Today looks like it’s going to be all about Lazarus-like feats centered around reviving death in all sorts of ways.
First there’s the Death Machine; the name I give to my recumbent bike because riding it always feels like it could be fatal with each ride. It needs a tune, new chain and brakes to get back to fighting fitness. Hopefully, this won’t lead to a chain-reaction effect requiring increasingly more parts and labor, as is often the case.
That segues into dealing with another form of death: that of my career. I can’t find a job and it seems like my working life might be over. I understand I need humility to take a realistic approach to seeking work, but pride is getting in the way and I’m getting humiliation instead. I guess I’ll change when the pain gets too much…if I’m lucky. I’m expecting a pretty lonely and silent week ahead. I don’t see a way out and I need help, but experience has taught me that the only way to do that is to find it within myself. I need a physical revival today, having over-exerted myself in the sapping humidity yesterday to help set up the estate’s Tanabata festival.
Ironically considering how much death is playing a part in my life now, bringing some of the most intense joy into my life at the moment is our garden thriving with life. So much is happening!
Kangaroo paw, within the garden and among friends, is growing spectacularly for the most part, either while in flower or otherwise.
A manuka tree is full of flowers and looks lovely.
Its close relative, the tea tree, has also blossomed, though in a more subtle manner.
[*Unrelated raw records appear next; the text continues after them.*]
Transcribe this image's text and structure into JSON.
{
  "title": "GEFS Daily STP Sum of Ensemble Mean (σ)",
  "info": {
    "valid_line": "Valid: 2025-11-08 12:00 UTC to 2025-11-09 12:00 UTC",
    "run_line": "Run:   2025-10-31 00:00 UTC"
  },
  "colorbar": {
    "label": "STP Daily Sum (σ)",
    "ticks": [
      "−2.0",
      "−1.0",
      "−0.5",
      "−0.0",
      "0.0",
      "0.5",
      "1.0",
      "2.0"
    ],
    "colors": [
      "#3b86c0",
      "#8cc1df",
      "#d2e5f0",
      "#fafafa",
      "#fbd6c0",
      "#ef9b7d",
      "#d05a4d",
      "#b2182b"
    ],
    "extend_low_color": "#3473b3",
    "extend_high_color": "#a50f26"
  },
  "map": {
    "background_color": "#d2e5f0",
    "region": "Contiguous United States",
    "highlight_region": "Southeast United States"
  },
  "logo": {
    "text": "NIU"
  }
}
And the grevillea is simply spectacular. Our main tree continues to bloom with dozens of amazing flowers. The two grevillea trees that haven’t flowered are doing well, nonetheless, with the older tree sprouting lots of foliage. The Stick, which is truly an example of revival from death having received its name because a few years ago it was literally nothing more than a stick out of the ground (with roots, as it turned out), has grown so well it is now the tallest of our grevillea, topping the 2-meter-mark. Hopefully, flowers will come from the remaining grevillea one day.
Another seed success story, the hardenbergia, or happy wanderer, is doing remarkably well in the four locations I’ve planted it, and perhaps none more pleasingly so than on the arch covering the tree fern. One of the plants has creeped up the arch and, in combination with the branches of the golden wattle, is providing some much-needed shade to the dicksonia antartica, which struggled a bit in the blistering heat of summer last year and appears likely to face the same from now on with the temperature forecast to hit 40 degrees today.
Another little success story is the southern cross, which my plant identification app tells me is actually a crowea exalta, is sprouting some pretty little purple flowers (and probably would have done even better had I pruned it over the winter like its care card recommends).
And if I ever need a reminder of the vibrancy of life, I don’t have to look too far with my almost constant companion, the dinosaur, always chirpy and frisky, causing an enormous amount of frustration, but too adorable to get mad at!